Le galere (chiamate anche galee) erano navi sia a vela e che a remi, strette e carichissime di uomini. A partire dal Medioevo la galea aveva abbandonato il rostro per affondare le navi, tanto è vero che il diffuso miglioramento delle tecniche costruttive faceva sì che il tentativo di speronamento di una nave nemica comportava danni ad entrambe le imbarcazioni: sia chi attaccava sia chi veniva attaccato rischiava di affondare. Per questo già dopo il XV secolo il bompresso, un albero montato a prua, sostituì il rostro costituendo così l’attacco per la vela di trinchetta, tuttavia il bompresso stesso necessitava di abili navigatori affinché non venisse rotto. La galera costituiva inoltre uno strumento duttile capace di spostarsi in qualsiasi condizione grazie alla doppia modalità di locomozione: nel Mediterraneo ci si può facilmente imbattere in bonacce improvvise, le navi da guerra invece non possono aspettare che le acque si calmino.

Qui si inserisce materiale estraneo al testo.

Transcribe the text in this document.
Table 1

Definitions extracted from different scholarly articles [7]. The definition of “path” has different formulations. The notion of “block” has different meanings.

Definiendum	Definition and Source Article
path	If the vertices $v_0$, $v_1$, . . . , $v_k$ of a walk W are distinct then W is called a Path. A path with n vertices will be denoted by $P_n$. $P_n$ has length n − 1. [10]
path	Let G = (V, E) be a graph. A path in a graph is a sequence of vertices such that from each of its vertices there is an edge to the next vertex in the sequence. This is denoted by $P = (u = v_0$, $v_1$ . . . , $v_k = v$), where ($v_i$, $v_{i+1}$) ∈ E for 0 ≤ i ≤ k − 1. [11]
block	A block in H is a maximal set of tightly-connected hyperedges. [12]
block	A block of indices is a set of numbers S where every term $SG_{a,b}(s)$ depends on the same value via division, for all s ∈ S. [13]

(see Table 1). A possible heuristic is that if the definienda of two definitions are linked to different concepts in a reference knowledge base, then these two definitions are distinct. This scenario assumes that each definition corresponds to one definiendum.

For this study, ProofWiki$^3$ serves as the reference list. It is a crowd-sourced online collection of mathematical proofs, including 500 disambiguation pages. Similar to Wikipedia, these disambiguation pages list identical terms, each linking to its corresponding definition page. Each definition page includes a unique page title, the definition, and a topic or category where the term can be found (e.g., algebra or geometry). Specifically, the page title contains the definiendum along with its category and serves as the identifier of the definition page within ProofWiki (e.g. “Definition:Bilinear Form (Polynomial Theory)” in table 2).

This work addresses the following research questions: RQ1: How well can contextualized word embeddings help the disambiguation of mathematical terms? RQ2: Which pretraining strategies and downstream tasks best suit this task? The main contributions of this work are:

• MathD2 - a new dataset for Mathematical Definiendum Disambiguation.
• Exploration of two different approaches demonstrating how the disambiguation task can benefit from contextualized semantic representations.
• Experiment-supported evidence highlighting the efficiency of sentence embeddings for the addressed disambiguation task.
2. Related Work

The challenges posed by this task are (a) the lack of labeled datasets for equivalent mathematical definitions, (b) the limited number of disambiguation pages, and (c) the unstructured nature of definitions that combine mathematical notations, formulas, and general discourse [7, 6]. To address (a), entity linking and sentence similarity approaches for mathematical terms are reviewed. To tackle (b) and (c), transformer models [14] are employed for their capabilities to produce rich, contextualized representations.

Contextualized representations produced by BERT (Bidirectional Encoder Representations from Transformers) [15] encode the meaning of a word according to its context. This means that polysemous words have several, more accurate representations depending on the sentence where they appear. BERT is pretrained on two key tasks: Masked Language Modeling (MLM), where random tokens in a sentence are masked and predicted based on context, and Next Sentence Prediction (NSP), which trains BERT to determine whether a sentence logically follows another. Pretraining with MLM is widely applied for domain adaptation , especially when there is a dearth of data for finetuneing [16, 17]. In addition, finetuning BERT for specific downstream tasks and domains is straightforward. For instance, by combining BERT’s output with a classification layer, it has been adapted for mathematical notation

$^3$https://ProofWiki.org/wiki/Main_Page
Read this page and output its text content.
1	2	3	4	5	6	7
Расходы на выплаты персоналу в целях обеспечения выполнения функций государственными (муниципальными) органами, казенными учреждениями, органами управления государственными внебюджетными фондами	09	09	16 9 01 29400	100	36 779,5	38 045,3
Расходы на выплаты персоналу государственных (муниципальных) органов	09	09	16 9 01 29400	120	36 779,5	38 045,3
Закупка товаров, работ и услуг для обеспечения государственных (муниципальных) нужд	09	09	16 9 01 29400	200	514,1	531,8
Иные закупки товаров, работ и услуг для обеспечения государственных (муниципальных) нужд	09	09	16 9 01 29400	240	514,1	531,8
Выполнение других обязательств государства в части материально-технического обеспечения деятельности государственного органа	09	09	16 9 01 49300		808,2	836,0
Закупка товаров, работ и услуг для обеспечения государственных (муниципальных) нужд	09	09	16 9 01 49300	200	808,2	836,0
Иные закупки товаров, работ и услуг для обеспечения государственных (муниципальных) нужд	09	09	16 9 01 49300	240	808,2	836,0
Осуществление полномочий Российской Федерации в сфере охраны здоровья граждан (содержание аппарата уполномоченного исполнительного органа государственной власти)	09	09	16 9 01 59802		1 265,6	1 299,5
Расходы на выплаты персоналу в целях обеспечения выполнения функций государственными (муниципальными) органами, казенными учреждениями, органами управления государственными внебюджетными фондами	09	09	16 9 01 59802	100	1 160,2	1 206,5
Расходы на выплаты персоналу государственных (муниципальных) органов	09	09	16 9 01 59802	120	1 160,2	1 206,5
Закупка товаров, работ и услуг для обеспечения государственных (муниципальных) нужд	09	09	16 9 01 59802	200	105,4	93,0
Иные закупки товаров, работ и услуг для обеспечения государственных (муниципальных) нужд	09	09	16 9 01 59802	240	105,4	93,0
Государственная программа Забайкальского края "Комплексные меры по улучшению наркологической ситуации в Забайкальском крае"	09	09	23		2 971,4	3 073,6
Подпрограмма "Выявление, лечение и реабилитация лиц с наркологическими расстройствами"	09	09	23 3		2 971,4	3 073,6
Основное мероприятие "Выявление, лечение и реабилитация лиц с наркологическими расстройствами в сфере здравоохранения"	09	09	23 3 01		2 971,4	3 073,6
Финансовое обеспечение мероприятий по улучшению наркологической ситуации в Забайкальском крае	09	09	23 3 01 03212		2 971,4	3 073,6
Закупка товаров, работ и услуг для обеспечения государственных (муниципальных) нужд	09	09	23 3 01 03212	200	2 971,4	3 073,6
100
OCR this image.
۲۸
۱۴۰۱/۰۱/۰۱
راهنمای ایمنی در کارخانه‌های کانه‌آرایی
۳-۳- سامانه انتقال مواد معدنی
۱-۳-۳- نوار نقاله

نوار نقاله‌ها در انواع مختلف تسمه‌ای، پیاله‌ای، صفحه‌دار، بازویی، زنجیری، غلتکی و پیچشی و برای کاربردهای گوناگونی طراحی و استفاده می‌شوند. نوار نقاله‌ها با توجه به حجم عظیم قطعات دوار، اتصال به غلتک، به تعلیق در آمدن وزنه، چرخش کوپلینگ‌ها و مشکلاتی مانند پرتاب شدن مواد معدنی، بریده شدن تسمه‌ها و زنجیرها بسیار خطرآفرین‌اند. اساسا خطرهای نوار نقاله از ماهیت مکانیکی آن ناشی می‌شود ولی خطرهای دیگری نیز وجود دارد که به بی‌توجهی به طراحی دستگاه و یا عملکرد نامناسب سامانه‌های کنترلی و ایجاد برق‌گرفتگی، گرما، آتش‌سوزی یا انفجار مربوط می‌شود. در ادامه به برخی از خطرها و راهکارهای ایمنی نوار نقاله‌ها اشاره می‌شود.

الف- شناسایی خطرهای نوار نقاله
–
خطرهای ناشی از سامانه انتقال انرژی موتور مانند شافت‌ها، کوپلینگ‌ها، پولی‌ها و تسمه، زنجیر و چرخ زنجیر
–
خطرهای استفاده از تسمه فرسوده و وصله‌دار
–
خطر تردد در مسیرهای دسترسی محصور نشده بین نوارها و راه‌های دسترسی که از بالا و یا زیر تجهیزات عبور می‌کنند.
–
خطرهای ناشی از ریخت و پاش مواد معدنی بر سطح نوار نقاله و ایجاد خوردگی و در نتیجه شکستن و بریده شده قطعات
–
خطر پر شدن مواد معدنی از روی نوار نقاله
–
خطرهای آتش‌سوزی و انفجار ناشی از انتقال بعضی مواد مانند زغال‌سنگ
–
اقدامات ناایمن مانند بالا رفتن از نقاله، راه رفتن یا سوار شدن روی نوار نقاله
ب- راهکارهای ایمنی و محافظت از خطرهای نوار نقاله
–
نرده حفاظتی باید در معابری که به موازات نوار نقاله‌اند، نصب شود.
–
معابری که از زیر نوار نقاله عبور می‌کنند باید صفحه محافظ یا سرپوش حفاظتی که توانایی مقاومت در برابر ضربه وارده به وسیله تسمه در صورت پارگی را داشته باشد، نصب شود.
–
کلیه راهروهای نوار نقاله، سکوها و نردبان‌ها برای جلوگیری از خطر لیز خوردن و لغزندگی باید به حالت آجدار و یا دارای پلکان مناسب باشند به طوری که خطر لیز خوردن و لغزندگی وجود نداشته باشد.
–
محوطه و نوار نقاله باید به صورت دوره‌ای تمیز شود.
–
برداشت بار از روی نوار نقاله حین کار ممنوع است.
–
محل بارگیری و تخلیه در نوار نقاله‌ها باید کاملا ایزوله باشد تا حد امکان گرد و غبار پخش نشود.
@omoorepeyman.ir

I Turchi non indossavano armature, al contrario dei membri della flotta della Lega Santa che invece ne erano provvisti. I Cristiani potevano contare anche su un maggior numero di cannoni e ben presto si mostrarono più freschi e i Turchi logori. “È la volta che spezzeremo le corna a quella indomita bestia” diceva Papa Pio V. In effetti la consapevolezza della vittoria si faceva largo nella flotta occidentale. In questo scontro i cristiani conquistano le galere nemiche uccidendo o buttando a mare. Alcune galere algerine si salvano: gli Algerini, schierati appunto dalla parte degli Ottomani, erano abili e astuti navigatori. In risposta all’attacco turco l’ala destra Cristiana, agli ordini di Gian Andrea Doria, si staccò dallo schieramento dell’alleanza, caricandosi per alcune ore la pressione del nemico a ranghi ridotti. Il frazionamento delle forze in campo si rivelò un’arma vincente per le fila occidentali. Nello scontro persero la vita lo stesso Alì Pascià e Agostino Barbarigo, comandante dell’ala destra della coalizione. La pesante sconfitta turca spense le mire espansionistiche a Ovest dell’Impero Ottomano, ma non intaccò il suo status di potenza economica e militare.
Conclusioni
Nonostante le grandi proporzioni dello scontro e il posto occupato nell’immaginario collettivo la battaglia non ebbe conseguenze politiche e militari: Venezia e Impero Ottomano restarono le due principali potenze dell’epoca e continuarono a dividersi le rotte commerciali del Mar Mediterraneo senza che gli sconfitti ne rimanessero infiacchiti, tanto che nel 1573, al termine della Guerra di Cipro, la contesa isola mediterranea passò definitivamente sotto il dominio ottomano. Tuttavia dalla parte di Venezia stavano non solo gran parte dell’Italia ma anche dell’Europa con lo sconfinato impero di Carlo V. L’epica battaglia nonostante tutto può considerarsi una dimostrazione di quanto grande possano essere la forza e le potenzialità degli Europei se collaborano genuinamente tra loro, senza manipolazioni esterne e secondi fini, e se rinunciano a ostacolarsi vicendevolmente come troppe volte è accaduto nella Storia.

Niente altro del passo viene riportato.